Air traffic study too terrifying to be released

If you're a long-time regular reader of news parody site The Onion, this may sound familiar to you:
PALO ALTO, CA–Researchers at Stanford University are refusing to release a comprehensive three-year interdisciplinary study on the grounds that the results are "too terrifying to reveal to the public at large," sources close to the project announced Monday.
It seems The Onion was ahead of its time. A survey of airline pilots on air traffic safety commissioned by NASA is too frightening to be released, according to NASA officials.
Anxious to avoid upsetting air travelers, NASA is withholding results from an unprecedented national survey of pilots that found safety problems like near collisions and runway interference occur far more frequently than the government previously recognized.

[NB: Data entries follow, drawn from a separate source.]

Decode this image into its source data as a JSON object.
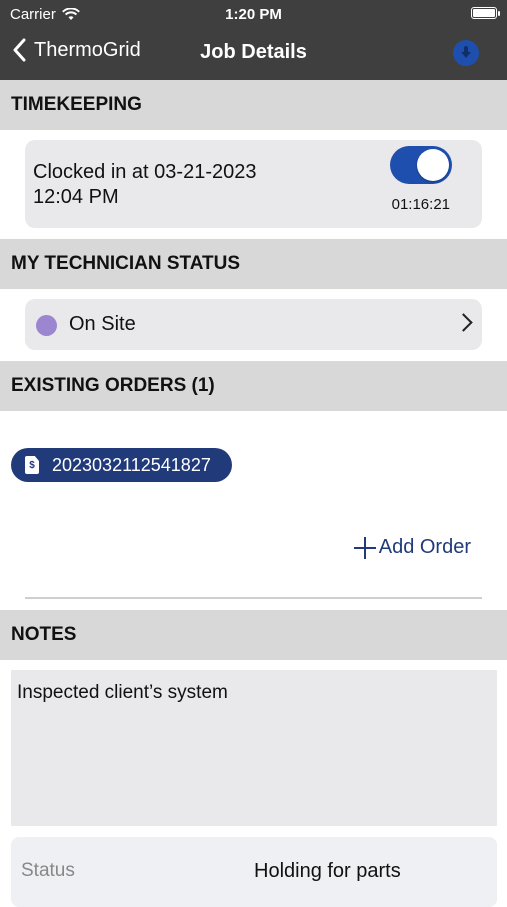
{
  "status_bar": {
    "carrier": "Carrier",
    "time": "1:20 PM"
  },
  "nav": {
    "back_label": "ThermoGrid",
    "title": "Job Details"
  },
  "timekeeping": {
    "header": "TIMEKEEPING",
    "clock_line1": "Clocked in at 03-21-2023",
    "clock_line2": "12:04 PM",
    "toggle_on": true,
    "elapsed": "01:16:21"
  },
  "technician_status": {
    "header": "MY TECHNICIAN STATUS",
    "status": "On Site",
    "dot_color": "#9b86cf"
  },
  "orders": {
    "header": "EXISTING ORDERS (1)",
    "items": [
      "202303211254182​7"
    ],
    "add_label": "Add Order"
  },
  "notes": {
    "header": "NOTES",
    "text": "Inspected client’s system"
  },
  "status_row": {
    "label": "Status",
    "value": "Holding for parts"
  },
  "colors": {
    "accent": "#213a7a",
    "toggle": "#1f4fae",
    "bar": "#3f3f3f"
  }
}
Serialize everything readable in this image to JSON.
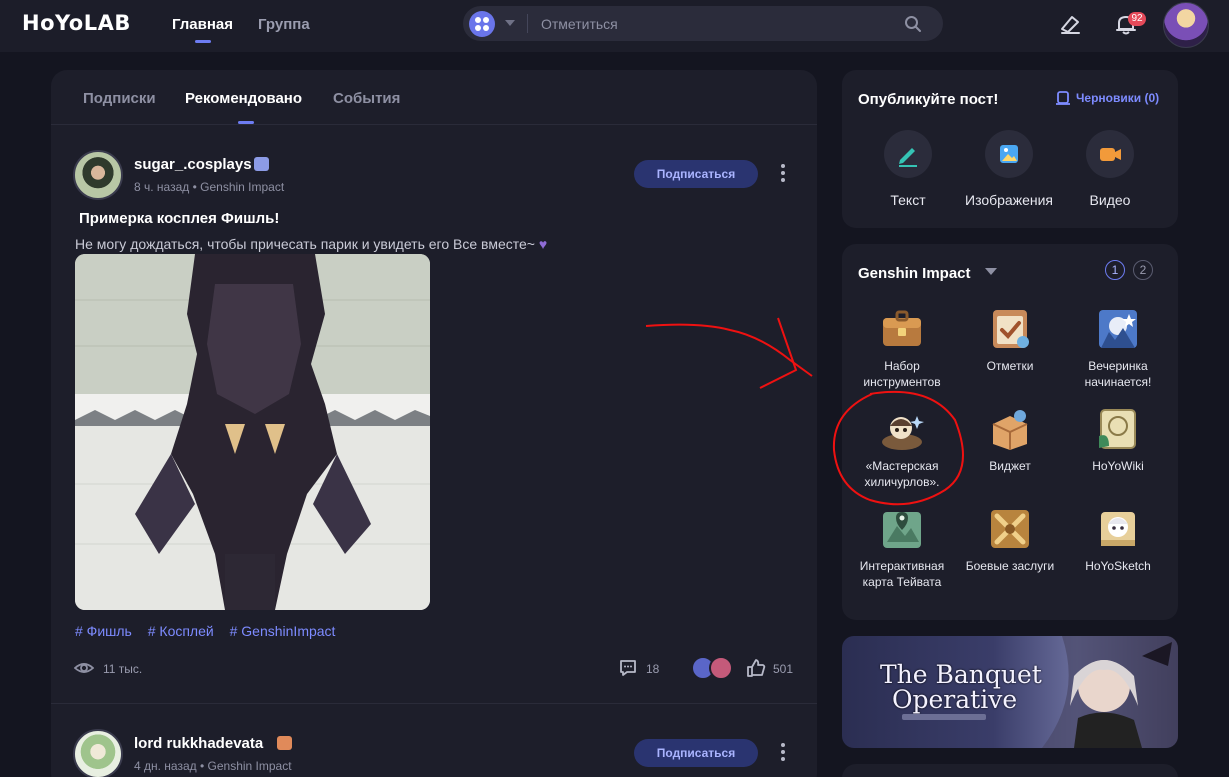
{
  "brand": {
    "logo": "HoYoLAB",
    "accent": "#6d7cf2"
  },
  "nav": {
    "items": [
      {
        "label": "Главная",
        "active": true
      },
      {
        "label": "Группа",
        "active": false
      }
    ]
  },
  "search": {
    "placeholder": "Отметиться"
  },
  "notifications": {
    "count": "92"
  },
  "feed": {
    "tabs": [
      {
        "label": "Подписки",
        "active": false
      },
      {
        "label": "Рекомендовано",
        "active": true
      },
      {
        "label": "События",
        "active": false
      }
    ],
    "posts": [
      {
        "author": "sugar_.cosplays",
        "meta": "8 ч. назад • Genshin Impact",
        "follow_label": "Подписаться",
        "title": "Примерка косплея Фишль!",
        "text": "Не могу дождаться, чтобы причесать парик и увидеть его Все вместе~",
        "tags": [
          "# Фишль",
          "# Косплей",
          "# GenshinImpact"
        ],
        "views": "11 тыс.",
        "comments": "18",
        "likes": "501"
      },
      {
        "author": "lord rukkhadevata",
        "meta": "4 дн. назад • Genshin Impact",
        "follow_label": "Подписаться"
      }
    ]
  },
  "publish": {
    "title": "Опубликуйте пост!",
    "drafts_label": "Черновики (0)",
    "options": [
      {
        "label": "Текст",
        "icon": "pen-icon",
        "color": "#35c3b4"
      },
      {
        "label": "Изображения",
        "icon": "image-icon",
        "color": "#4aa7f2"
      },
      {
        "label": "Видео",
        "icon": "video-icon",
        "color": "#f29a3a"
      }
    ]
  },
  "tools": {
    "title": "Genshin Impact",
    "pages": [
      "1",
      "2"
    ],
    "current_page": "1",
    "items": [
      {
        "label": "Набор инструментов",
        "icon": "toolbox-icon"
      },
      {
        "label": "Отметки",
        "icon": "check-in-icon"
      },
      {
        "label": "Вечеринка начинается!",
        "icon": "party-icon"
      },
      {
        "label": "«Мастерская хиличурлов».",
        "icon": "hilichurl-workshop-icon"
      },
      {
        "label": "Виджет",
        "icon": "widget-icon"
      },
      {
        "label": "HoYoWiki",
        "icon": "wiki-icon"
      },
      {
        "label": "Интерактивная карта Тейвата",
        "icon": "map-icon"
      },
      {
        "label": "Боевые заслуги",
        "icon": "battle-chronicle-icon"
      },
      {
        "label": "HoYoSketch",
        "icon": "sketch-icon"
      }
    ]
  },
  "banner": {
    "title_line1": "The Banquet",
    "title_line2": "Operative"
  }
}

NASA gathered the information under an $8.5 million safety project, through telephone interviews with roughly 24,000 commercial and general aviation pilots over nearly four years. Since ending the interviews at the beginning of 2005 and shutting down the project completely more than one year ago, the space agency has refused to divulge the results publicly.

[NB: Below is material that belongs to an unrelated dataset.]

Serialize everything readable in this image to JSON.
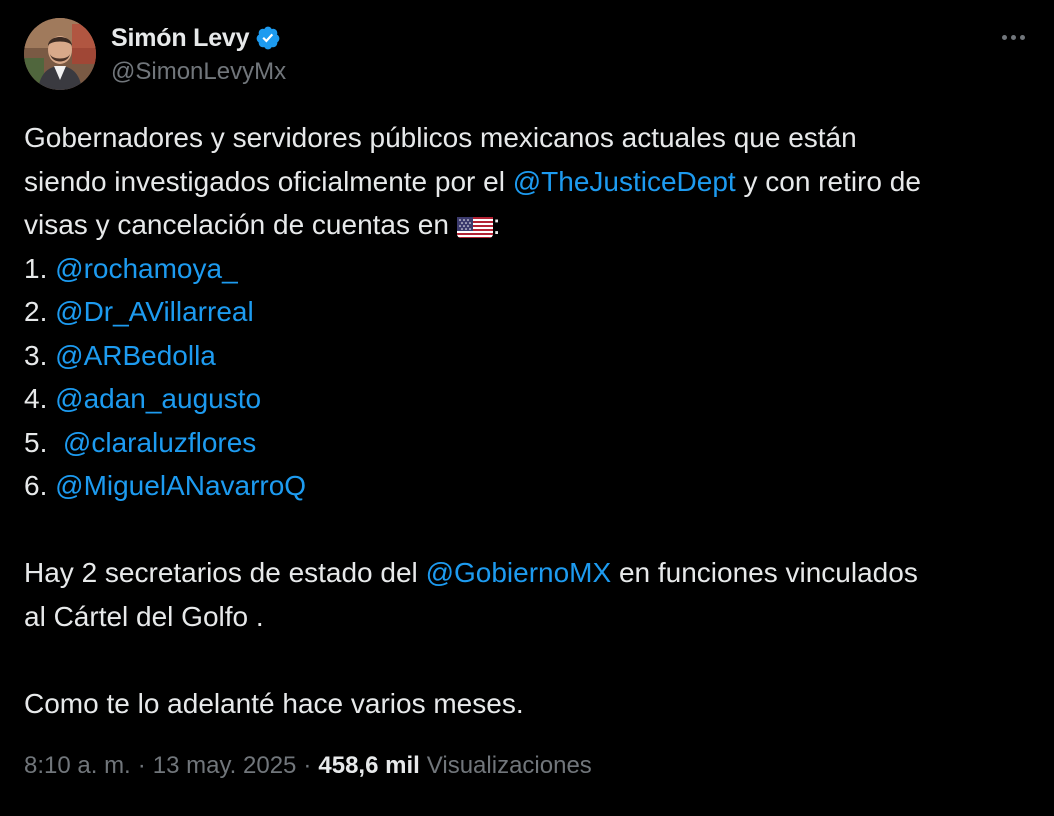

Just last week, NASA ordered the contractor that conducted the survey to purge all related data from its computers.

The Associated Press learned about the NASA results from one person familiar with the survey who spoke on condition of anonymity because this person was not authorized to discuss them.

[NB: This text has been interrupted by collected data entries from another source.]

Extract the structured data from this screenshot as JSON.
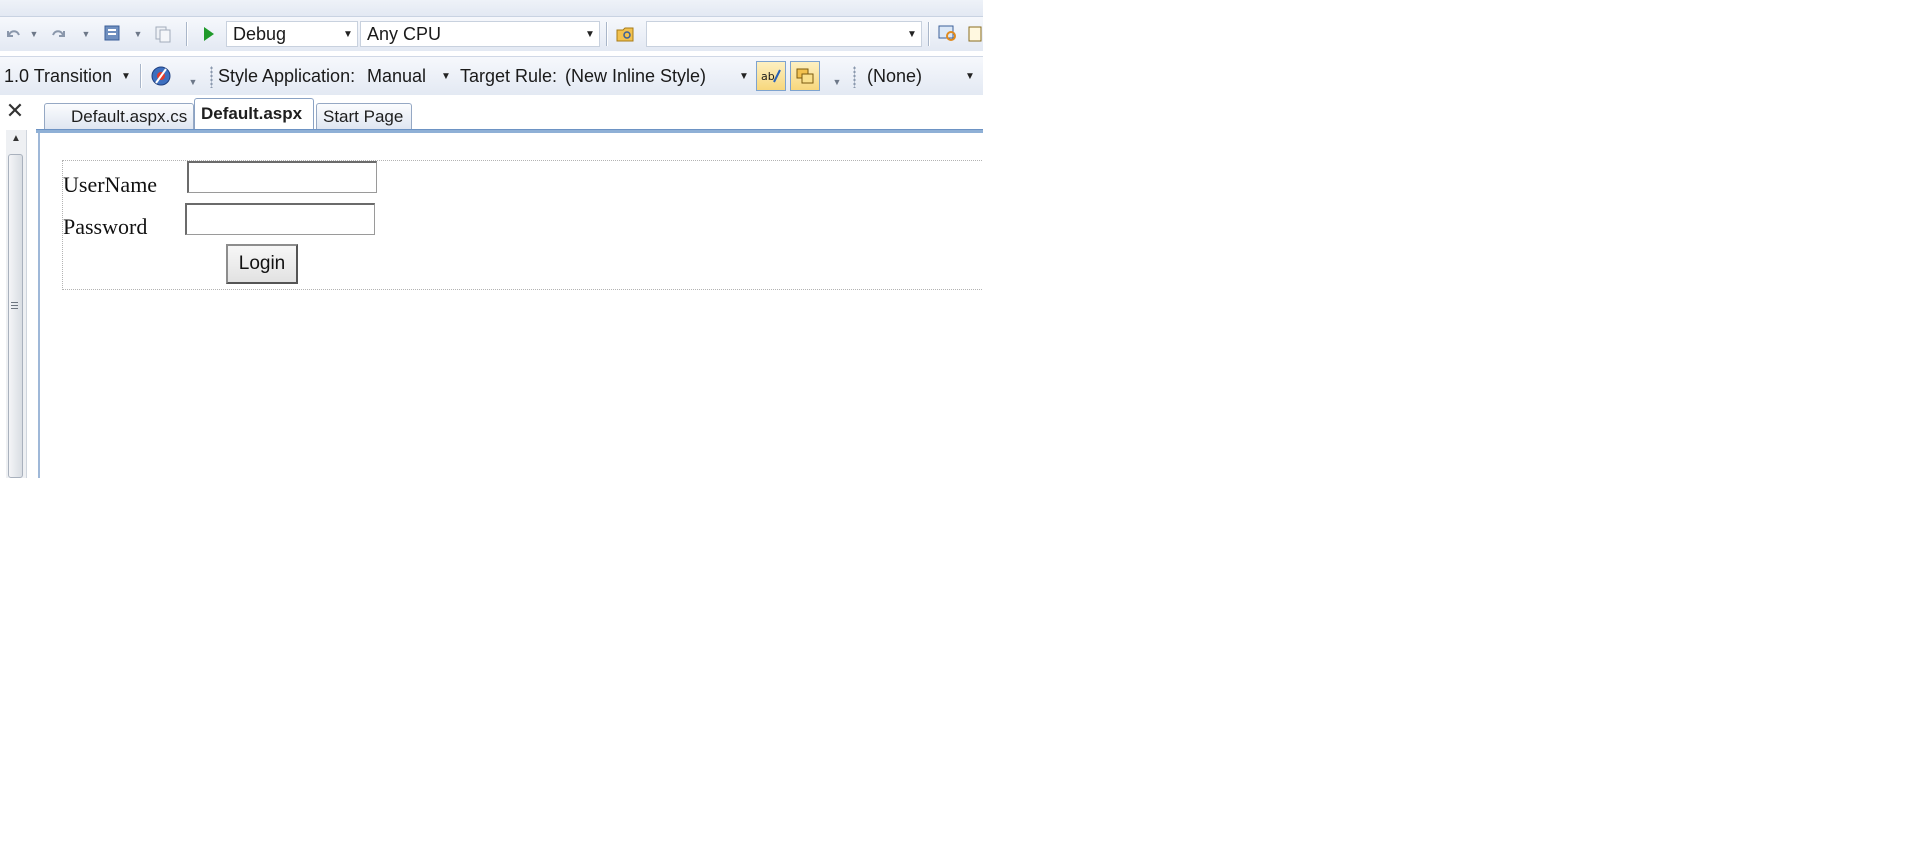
{
  "toolbar1": {
    "config_combo": "Debug",
    "platform_combo": "Any CPU",
    "find_combo": ""
  },
  "toolbar2": {
    "doctype_combo": "1.0 Transition",
    "style_application_label": "Style Application:",
    "style_application_value": "Manual",
    "target_rule_label": "Target Rule:",
    "target_rule_value": "(New Inline Style)",
    "class_combo": "(None)"
  },
  "tabs": [
    {
      "label": "Default.aspx.cs",
      "active": false
    },
    {
      "label": "Default.aspx",
      "active": true
    },
    {
      "label": "Start Page",
      "active": false
    }
  ],
  "form": {
    "username_label": "UserName",
    "username_value": "",
    "password_label": "Password",
    "password_value": "",
    "login_button": "Login"
  },
  "icons": {
    "close": "close-icon",
    "undo": "undo-icon",
    "redo": "redo-icon",
    "start": "start-debug-icon"
  },
  "colors": {
    "toolbar_bg": "#e3e9f3",
    "tab_underline": "#8fb0d6",
    "play_green": "#1f9a2a",
    "highlight_button": "#f7d77c"
  }
}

A senior NASA official, associate administrator Thomas S. Luedtke, said revealing the findings could damage the public's confidence in airlines and affect airline profits. Luedtke acknowledged that the survey results "present a comprehensive picture of certain aspects of the U.S. commercial aviation industry."
Their silence speaks volumes.

2 comments:

Anonymous said...

I think the real issue comes down to one of science. If you're the FAA and you investigate a runway incursion at DFW you call it once incident. If you're NASA talking to pilots month/years after the fact, do you call it one incident? 24 pilots and or co-pilots reporting that a truck crossed the runway just as a plane was taking off "sometime in the spring on 1998" just can't be controlled appropriately.

In many aspects I think the FAA sucks. But they are pretty good at investigating stuff, and the FAA has a bureaucratic DISINCENTIVE to undercount/under report incidents. With firm numbers they can go to Congress and the budget gnomes and justify more $$...

Eric said...

True...I can see how a single incident can be counted multiple times by talking to the different pilots involved and not doing enough work to correlate the separate accounts.

I was talking to a Delta pilot a couple years back who said the big ATC problem right now is all the little 50-seat regional jets. They take as much space in the ATC system as a 747.